The mother of the first soldier from Monterey County to be killed in Iraq will join a delegation of military families traveling to the Middle East next week to deliver supplies to Iraqi refugees.

On Sunday, Amalia Avila González, mother of Lance Cpl. Victor González of Pajaro, will fly to Amman, Jordan, near the Iraqi border to help deliver $600,000 worth of supplies to refugees from the Iraqi city of Fallujah.

She will join about 25 people who will take antibiotics, vitamins, water purifiers, children's toys and other items. Health-care workers, organizers and others will accompany the family members.

The group also intends to meet with humanitarian and health-care workers in Amman, then travel to the Iraq-Jordan border for a New Year's Day peace vigil, returning to the United States on Jan. 4.

Victor González, 19, was killed in combat at Al Anbar province Oct. 13, barely a month after he'd arrived in the war-torn country.
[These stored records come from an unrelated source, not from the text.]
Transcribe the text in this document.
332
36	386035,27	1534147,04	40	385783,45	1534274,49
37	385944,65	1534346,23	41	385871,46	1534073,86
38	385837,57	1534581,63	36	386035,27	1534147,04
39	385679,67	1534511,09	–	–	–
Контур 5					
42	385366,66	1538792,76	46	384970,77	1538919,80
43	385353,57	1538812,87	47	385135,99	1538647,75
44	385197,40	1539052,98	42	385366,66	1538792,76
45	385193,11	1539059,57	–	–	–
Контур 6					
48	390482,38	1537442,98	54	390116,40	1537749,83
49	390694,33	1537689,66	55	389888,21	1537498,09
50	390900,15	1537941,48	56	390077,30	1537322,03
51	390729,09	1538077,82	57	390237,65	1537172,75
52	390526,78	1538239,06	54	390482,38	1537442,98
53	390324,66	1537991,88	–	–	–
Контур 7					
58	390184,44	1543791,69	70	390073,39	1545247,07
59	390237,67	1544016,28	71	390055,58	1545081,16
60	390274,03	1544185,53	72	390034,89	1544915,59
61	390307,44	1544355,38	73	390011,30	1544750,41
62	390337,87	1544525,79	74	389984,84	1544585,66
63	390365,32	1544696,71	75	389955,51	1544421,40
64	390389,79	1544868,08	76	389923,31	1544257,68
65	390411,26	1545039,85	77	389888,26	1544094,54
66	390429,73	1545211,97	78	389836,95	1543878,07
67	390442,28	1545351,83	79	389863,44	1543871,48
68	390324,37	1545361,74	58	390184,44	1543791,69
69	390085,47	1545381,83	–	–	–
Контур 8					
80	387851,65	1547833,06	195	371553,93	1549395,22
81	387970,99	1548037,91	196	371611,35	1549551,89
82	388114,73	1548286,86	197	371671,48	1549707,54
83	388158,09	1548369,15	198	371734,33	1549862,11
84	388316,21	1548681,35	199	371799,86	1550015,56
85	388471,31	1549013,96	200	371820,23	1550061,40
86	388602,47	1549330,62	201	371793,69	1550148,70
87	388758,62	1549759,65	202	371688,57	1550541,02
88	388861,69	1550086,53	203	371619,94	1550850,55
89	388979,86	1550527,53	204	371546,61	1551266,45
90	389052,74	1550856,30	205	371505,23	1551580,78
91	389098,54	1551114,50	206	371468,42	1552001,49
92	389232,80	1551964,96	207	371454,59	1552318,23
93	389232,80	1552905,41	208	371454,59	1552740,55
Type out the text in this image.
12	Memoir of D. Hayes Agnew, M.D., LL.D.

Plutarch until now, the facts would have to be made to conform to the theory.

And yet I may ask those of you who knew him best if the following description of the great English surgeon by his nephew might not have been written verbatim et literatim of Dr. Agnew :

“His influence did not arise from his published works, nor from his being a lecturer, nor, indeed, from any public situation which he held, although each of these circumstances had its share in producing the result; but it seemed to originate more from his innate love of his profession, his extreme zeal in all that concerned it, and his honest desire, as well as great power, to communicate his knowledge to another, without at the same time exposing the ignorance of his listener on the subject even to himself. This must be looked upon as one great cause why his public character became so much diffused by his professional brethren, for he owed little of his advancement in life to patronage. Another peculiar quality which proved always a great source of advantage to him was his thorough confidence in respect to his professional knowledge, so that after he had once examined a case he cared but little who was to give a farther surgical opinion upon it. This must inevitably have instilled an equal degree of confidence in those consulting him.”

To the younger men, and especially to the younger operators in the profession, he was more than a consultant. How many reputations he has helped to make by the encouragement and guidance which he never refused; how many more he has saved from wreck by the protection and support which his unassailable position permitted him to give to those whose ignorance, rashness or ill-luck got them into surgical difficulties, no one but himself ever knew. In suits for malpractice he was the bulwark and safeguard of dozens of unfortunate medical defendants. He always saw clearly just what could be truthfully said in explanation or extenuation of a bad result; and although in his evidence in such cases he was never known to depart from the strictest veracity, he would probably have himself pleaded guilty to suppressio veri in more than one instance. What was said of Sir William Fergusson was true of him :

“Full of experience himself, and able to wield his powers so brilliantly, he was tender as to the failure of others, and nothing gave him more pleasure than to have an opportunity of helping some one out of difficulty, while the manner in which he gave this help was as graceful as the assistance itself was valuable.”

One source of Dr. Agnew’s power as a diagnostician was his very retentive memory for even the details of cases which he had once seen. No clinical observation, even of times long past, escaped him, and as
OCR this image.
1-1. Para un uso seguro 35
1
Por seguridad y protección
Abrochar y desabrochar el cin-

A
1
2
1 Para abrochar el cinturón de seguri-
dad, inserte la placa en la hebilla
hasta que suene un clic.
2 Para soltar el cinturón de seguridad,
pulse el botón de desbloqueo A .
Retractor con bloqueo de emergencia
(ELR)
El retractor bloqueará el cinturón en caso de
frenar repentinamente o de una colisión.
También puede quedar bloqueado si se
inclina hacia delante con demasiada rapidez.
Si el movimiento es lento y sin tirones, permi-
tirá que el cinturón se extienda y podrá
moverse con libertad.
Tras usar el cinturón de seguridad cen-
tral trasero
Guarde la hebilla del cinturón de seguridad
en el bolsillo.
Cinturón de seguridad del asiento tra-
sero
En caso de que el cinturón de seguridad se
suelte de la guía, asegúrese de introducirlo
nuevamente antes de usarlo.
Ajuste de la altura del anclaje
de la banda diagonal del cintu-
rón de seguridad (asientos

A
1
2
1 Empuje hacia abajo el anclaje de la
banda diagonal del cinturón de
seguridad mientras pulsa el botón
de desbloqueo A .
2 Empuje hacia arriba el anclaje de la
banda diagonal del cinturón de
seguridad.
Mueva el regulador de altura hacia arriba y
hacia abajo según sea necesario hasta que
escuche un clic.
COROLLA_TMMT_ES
His mother said she is making her trip in his honor.

"We want to show the Iraqi people that (Americans) are not bad people. We've lost sons, too, in this war," she said in Spanish on Wednesday in a phone interview.

González, 44, a Watsonville travel agent and mother of three, said she first heard about the trip through a friend who also lost her son in Iraq. With a support group of mothers who have lost their children, getting by these past two months has been easier, she said. In order to find closure, González said she wants to be close to where her son died.

"We want to see troops, to see how they live and how they get by. That is why this is a 'peace mission:' because we want to find the peace we've been fighting for. We want our troops to come home soon so others don't lose their children," González said.

U.S. and Iraqi forces captured Fallujah, a city 40 miles west of Baghdad in November, taking it from insurgents who had used it as a base to launch attacks across Iraq. The military operation created thousands of refugees who are living without adequate food, water, electricity and health care, said Medea Benjamin, co-founder of Global Exchange and CodePink, the two organizations that organized the trip.

González will fly with a few delegates from San Francisco to New York, where she will meet up with the rest of the group before flying into Amman. A late addition to the trip, González said she paid for the trip herself.

Despite recent violence in Iraq, including an apparent suicide bombing Tuesday that killed at least 22 people at a military camp south of Mosul, González said she is not fearful she will be injured during her travels. "I have faith that this will be a safe trip," she said.

"Besides, I have to do this for my son," González said. "Victor was a hero. He cannot fight any more but I'm fighting for him. If he hurt anyone while he was in Iraq, I want to make up for that now."